EERE Network News
June 24, 2009
News and Events
Energy Secretary Steven Chu announced a new Low Carbon Communities Program for nations throughout the Americas at a mid-June meeting of energy ministers and other government leaders in Peru. Several nations in the Americas are also establishing regional centers to promote clean energy.
DOE has released its first Advanced Technology Vehicles Manufacturing loans to Ford, Nissan, and Tesla. The loans will help Ford convert factories in Illinois, Kentucky, Michigan, Missouri, and Ohio to produce fuel-efficient cars, while Nissan and Tesla will manufacture electric vehicles in Tennessee and California, respectively.
Fourteen states and the District of Columbia received more than $453 million in Recovery Act funds on June 18, allowing those states to dramatically expand their weatherization assistance programs. The funds will go toward energy efficiency upgrades of the homes of 165,000 low-income families.

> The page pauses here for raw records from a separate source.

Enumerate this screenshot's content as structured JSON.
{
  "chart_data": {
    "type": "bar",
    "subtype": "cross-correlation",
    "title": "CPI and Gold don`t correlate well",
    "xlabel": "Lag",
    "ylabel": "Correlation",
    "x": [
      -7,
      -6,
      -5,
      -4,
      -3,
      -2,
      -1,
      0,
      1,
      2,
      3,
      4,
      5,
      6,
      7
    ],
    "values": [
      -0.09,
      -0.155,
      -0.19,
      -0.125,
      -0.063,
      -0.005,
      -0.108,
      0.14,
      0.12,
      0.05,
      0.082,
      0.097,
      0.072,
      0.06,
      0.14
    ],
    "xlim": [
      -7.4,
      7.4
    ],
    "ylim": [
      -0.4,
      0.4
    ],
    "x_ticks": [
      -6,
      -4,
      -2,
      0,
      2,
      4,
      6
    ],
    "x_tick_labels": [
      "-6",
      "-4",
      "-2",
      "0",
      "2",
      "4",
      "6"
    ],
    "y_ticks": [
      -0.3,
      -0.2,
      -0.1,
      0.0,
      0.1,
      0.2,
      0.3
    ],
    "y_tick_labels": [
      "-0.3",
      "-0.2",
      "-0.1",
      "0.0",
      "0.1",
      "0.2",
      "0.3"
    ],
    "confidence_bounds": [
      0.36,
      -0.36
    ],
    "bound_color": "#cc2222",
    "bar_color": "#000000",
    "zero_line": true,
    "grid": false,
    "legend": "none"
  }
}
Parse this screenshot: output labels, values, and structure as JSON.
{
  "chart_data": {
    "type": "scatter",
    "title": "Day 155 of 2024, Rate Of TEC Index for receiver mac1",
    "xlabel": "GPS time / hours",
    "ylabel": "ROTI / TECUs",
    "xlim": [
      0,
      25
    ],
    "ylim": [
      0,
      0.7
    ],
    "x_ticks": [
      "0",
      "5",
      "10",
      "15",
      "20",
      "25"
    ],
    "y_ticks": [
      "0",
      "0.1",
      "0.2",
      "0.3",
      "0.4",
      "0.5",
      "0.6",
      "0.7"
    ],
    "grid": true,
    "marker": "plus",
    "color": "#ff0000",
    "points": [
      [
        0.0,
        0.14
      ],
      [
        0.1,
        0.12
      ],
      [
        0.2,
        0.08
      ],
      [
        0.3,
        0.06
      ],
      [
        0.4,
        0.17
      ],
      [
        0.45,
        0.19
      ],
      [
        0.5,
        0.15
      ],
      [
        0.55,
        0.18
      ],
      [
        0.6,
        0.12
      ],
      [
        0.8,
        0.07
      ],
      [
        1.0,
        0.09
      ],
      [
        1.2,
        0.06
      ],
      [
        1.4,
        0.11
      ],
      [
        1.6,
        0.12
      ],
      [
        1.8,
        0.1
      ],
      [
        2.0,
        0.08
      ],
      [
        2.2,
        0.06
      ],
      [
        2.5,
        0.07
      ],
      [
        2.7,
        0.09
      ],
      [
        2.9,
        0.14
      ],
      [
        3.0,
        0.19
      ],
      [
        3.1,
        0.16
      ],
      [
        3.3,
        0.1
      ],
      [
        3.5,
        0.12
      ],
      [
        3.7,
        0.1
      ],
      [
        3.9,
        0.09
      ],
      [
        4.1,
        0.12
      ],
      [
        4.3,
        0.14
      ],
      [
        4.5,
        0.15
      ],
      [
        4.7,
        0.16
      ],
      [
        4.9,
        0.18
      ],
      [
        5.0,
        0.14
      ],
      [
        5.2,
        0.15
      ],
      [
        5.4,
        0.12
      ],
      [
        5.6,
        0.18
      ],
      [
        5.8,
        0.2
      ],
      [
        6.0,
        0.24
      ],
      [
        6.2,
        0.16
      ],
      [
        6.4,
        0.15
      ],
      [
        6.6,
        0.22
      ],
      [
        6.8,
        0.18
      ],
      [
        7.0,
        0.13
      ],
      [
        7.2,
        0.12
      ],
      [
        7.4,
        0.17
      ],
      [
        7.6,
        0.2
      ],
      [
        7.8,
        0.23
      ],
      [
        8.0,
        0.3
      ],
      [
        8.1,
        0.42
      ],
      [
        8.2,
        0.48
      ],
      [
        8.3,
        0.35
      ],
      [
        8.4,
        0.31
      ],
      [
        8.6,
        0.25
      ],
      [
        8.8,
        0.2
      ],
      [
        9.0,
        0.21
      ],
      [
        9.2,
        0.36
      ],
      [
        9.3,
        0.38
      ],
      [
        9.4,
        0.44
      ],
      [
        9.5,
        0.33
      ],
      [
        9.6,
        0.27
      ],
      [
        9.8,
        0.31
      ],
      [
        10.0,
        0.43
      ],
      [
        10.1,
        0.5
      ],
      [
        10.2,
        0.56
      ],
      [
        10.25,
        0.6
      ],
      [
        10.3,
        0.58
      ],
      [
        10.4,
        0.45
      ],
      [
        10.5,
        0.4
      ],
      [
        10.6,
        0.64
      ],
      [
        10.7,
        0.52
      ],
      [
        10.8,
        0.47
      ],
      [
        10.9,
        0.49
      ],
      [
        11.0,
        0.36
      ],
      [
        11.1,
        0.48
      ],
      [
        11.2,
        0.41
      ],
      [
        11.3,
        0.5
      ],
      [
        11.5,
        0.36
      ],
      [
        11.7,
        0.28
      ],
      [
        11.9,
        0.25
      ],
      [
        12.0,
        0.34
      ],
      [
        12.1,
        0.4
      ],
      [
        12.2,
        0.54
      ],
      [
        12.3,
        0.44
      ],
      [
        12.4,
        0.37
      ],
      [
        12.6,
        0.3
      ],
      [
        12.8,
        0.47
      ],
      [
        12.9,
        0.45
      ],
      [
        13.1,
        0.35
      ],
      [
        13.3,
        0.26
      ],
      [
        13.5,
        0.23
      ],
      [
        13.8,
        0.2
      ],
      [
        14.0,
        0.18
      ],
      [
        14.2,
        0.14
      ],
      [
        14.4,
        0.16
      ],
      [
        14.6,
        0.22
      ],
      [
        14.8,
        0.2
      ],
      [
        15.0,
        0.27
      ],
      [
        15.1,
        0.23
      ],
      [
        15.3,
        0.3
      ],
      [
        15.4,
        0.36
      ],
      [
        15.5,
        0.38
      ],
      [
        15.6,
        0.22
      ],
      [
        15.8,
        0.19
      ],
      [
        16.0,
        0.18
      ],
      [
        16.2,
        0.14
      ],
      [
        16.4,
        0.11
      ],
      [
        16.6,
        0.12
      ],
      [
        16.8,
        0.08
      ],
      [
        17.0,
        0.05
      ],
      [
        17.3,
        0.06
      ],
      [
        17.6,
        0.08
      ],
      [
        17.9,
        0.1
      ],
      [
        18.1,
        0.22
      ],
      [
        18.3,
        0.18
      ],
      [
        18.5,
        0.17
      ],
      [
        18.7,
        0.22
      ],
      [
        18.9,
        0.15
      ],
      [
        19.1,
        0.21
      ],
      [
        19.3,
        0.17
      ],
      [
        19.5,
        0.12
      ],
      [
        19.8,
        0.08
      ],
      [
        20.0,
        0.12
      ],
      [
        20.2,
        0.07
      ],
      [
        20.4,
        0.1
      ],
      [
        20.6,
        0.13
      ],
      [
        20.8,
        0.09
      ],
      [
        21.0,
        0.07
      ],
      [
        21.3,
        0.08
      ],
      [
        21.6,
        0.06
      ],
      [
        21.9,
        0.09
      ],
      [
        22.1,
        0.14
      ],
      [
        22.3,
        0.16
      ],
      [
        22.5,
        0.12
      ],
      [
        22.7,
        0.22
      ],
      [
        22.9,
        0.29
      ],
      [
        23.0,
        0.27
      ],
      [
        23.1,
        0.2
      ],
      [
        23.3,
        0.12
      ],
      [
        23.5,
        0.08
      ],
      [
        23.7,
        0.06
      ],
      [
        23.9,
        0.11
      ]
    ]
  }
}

DOE is awarding more than $49 million in Recovery Act funds to support energy efficiency and renewable energy projects in Michigan and Iowa, as part of DOE's State Energy Program. The two states have now received half of the Recovery Act funds available to them under the program.
The U.S. Department of the Interior has officially started to issue leases for offshore wind power, as the agency issued its first five exploratory leases on June 23. The leases will allow for data collection at five proposed wind power sites off the shores of Delaware and New Jersey.
Despite a constant projected growth in electricity use over the next decade, the peak power demand in the United States could be held essentially steady, according to a new report from the Federal Energy Regulatory Commission. Achieving that feat would involve the widespread use of "smart" meters and utility rates that go up with increasing demand.
A new summary report on climate science warns that sea levels are projected to rise a meter by 2100, the ocean is warming faster than expected, and natural carbon sinks are becoming less effective. But addressing the problem is not out of reach, if the world acts now to cut greenhouse gas emissions.